The digitization process took about a year. Brooks and Mary Ann Mason, local records archivist for the Library of Virginia, went through each file individually and reorganized files that were out of order.

If the court records hadn’t been found in the Danville courthouse and converted onto CDs and microfilm decades ago, this digitization project probably wouldn’t have happened, Brooks said. 

“Had that not been done then, I don’t know that the records would have survived today, just given the fragile nature of those Dictabelts,” he said. “Even though they were not as accessible as they could be given the technology available today, they were at least preserved, which is sometimes half the battle.”

This was also a pilot project for the Library of Virginia, Brooks said, adding that the library plans to digitize some of its other collections, most of which are older than the Danville records.

“Even though [the Danville collection] is from the ’60s, we consider them more modern records.” Brooks said. “This was our first foray into some digital processing.”

The improved accessibility of this material will help the legacy of the protests live on, Brooks said, as will events like the screening of “The Movement.” 

The documentary, which was produced by Pittsylvania County native Jonathan Parker, includes interviews with former protesters, former policemen and local historians about the summer of 1963.

So far, more than 300 people have registered to attend the screening, which is free and open to the public.
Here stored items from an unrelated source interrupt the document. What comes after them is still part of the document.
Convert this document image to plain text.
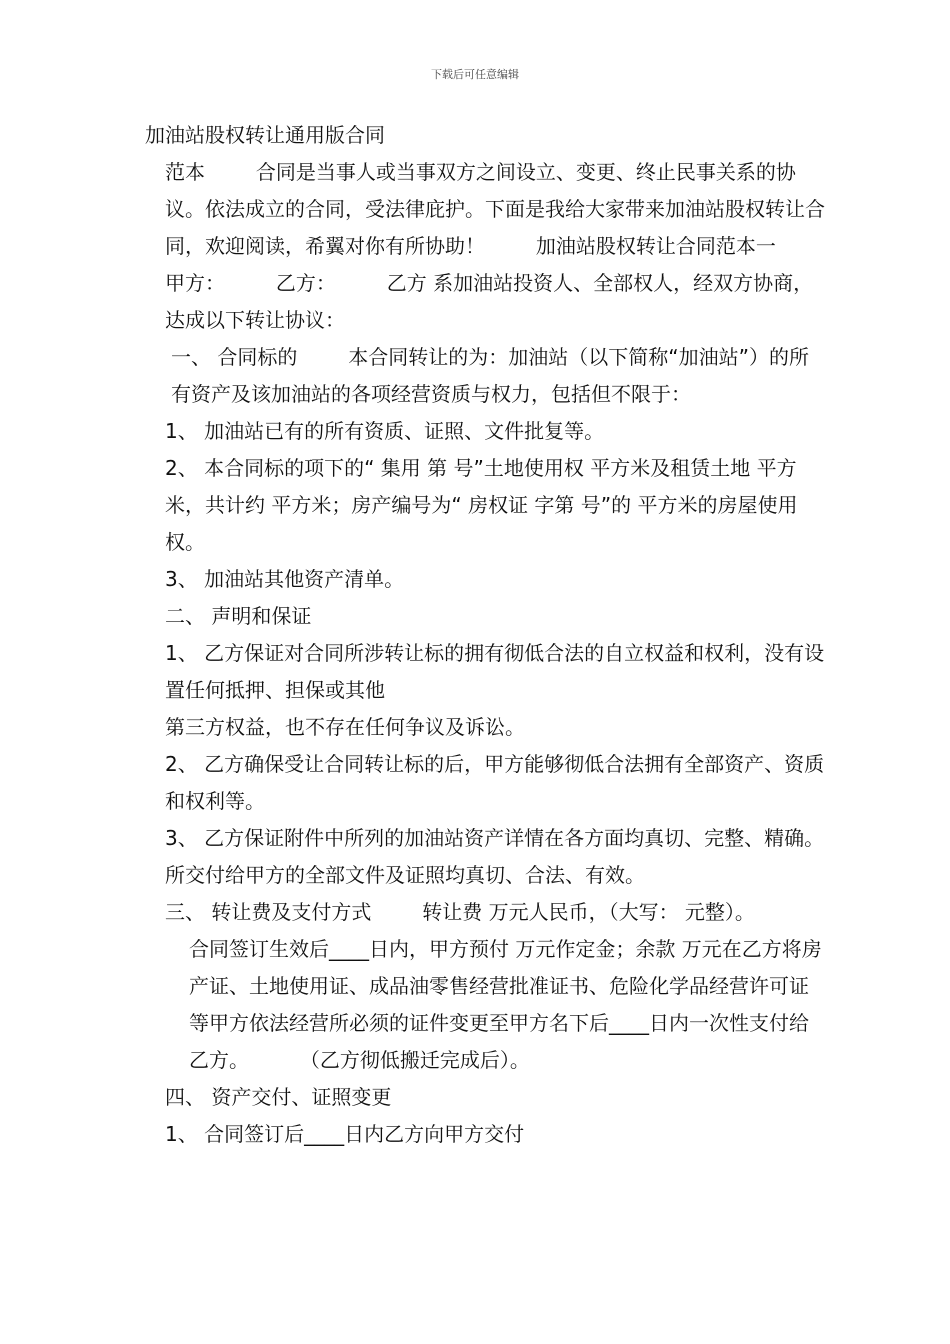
下载后可任意编辑

加油站股权转让通用版合同

范本        合同是当事人或当事双方之间设立、变更、终止民事关系的协议。依法成立的合同，受法律庇护。下面是我给大家带来加油站股权转让合同，欢迎阅读，希翼对你有所协助！        加油站股权转让合同范本一        甲方：        乙方：        乙方 系加油站投资人、全部权人，经双方协商，达成以下转让协议：

一、 合同标的        本合同转让的为：加油站（以下简称“加油站”）的所有资产及该加油站的各项经营资质与权力，包括但不限于：

1、 加油站已有的所有资质、证照、文件批复等。

2、 本合同标的项下的“ 集用 第 号”土地使用权 平方米及租赁土地 平方米，共计约 平方米；房产编号为“ 房权证 字第 号”的 平方米的房屋使用权。

3、 加油站其他资产清单。

二、 声明和保证

1、 乙方保证对合同所涉转让标的拥有彻低合法的自立权益和权利，没有设置任何抵押、担保或其他

第三方权益，也不存在任何争议及诉讼。

2、 乙方确保受让合同转让标的后，甲方能够彻低合法拥有全部资产、资质和权利等。

3、 乙方保证附件中所列的加油站资产详情在各方面均真切、完整、精确。        所交付给甲方的全部文件及证照均真切、合法、有效。

三、 转让费及支付方式        转让费 万元人民币，（大写： 元整）。

合同签订生效后____日内，甲方预付 万元作定金；余款 万元在乙方将房产证、土地使用证、成品油零售经营批准证书、危险化学品经营许可证等甲方依法经营所必须的证件变更至甲方名下后____日内一次性支付给乙方。        （乙方彻低搬迁完成后）。

四、 资产交付、证照变更

1、 合同签订后____日内乙方向甲方交付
“That’s really way more than we expected,” Brooks said. “We were hoping to get maybe 100, and we’ve well surpassed that.”
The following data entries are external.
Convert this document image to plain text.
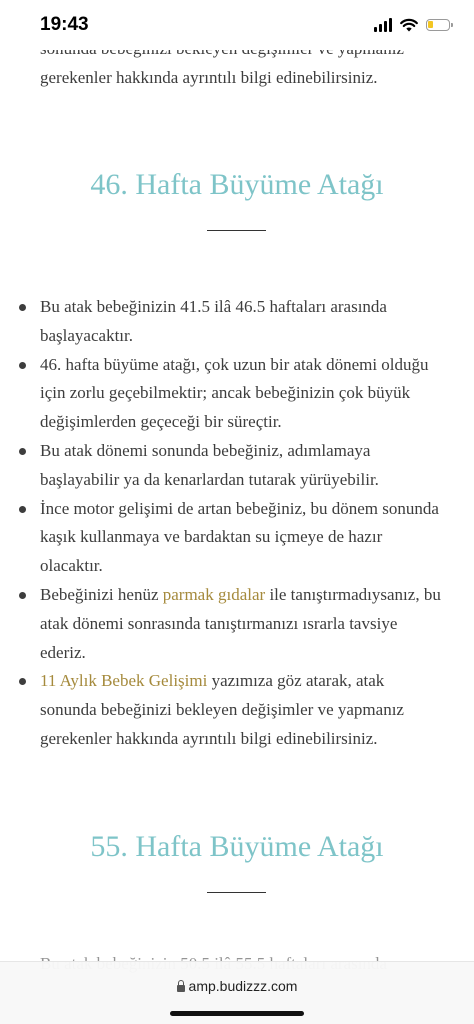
19:43

gerekenler hakkında ayrıntılı bilgi edinebilirsiniz.

46. Hafta Büyüme Atağı
Bu atak bebeğinizin 41.5 ilâ 46.5 haftaları arasında başlayacaktır.
46. hafta büyüme atağı, çok uzun bir atak dönemi olduğu için zorlu geçebilmektir; ancak bebeğinizin çok büyük değişimlerden geçeceği bir süreçtir.
Bu atak dönemi sonunda bebeğiniz, adımlamaya başlayabilir ya da kenarlardan tutarak yürüyebilir.
İnce motor gelişimi de artan bebeğiniz, bu dönem sonunda kaşık kullanmaya ve bardaktan su içmeye de hazır olacaktır.
Bebeğinizi henüz parmak gıdalar ile tanıştırmadıysanız, bu atak dönemi sonrasında tanıştırmanızı ısrarla tavsiye ederiz.
11 Aylık Bebek Gelişimi yazımıza göz atarak, atak sonunda bebeğinizi bekleyen değişimler ve yapmanız gerekenler hakkında ayrıntılı bilgi edinebilirsiniz.
55. Hafta Büyüme Atağı
amp.budizzz.com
After the documentary screening, former protesters from Danville will participate in a panel discussion moderated by Karice Luck-Brimmer, who was a historical consultant on the film. 

Luck-Brimmer, a native of Danville, is also a local historian and genealogist who has deeply researched the city’s civil rights history. 

Event attendees will be able to talk with the panelists after the screening and discussion, and explore a display of the library’s materials related to the movement.

Part of this exhibit will be a timeline, drawing throughlines across significant events in Danville’s history, much of which involves its Black population. 

The display will include materials around the history of the tobacco industry in the city and the role of slave labor to make that a viable product, the rise and fall of the Readjuster Party after the Civil War, the 1963 civil rights movement, all the way up to more recent events like marches in Danville after the murder of George Floyd in 2020.

“We’ll also have some documents of the actual court cases, and we’re going to have the fullest listing of all the individuals [tried],” Brooks said. 

Files don’t exist for every person who was arrested during the movement, he said, but the library has 200 pages of a Supreme Court of Virginia docket that lists hundreds of defendants, which will be on display.

“There are probably folks out there who heard stories from loved ones who are gone, parents or grandparents, and now they can actually look at this stuff and look up what their ancestors did,” Brooks said. “And I hope that it will be used as well by scholars who are studying the history of civil rights.”

It’s too early to say how many people have made use of the digitized material, as it was just announced this week, Brooks said. But if the attendance for the documentary screening is any indication, this resource will be very popular. 

“I know that families of [former protesters] who are no longer with us are going to be here,” Brooks said. “We wanted people to have an opportunity to find their father or grandfather or uncle or aunt’s name on that list and know that they contributed to this effort.”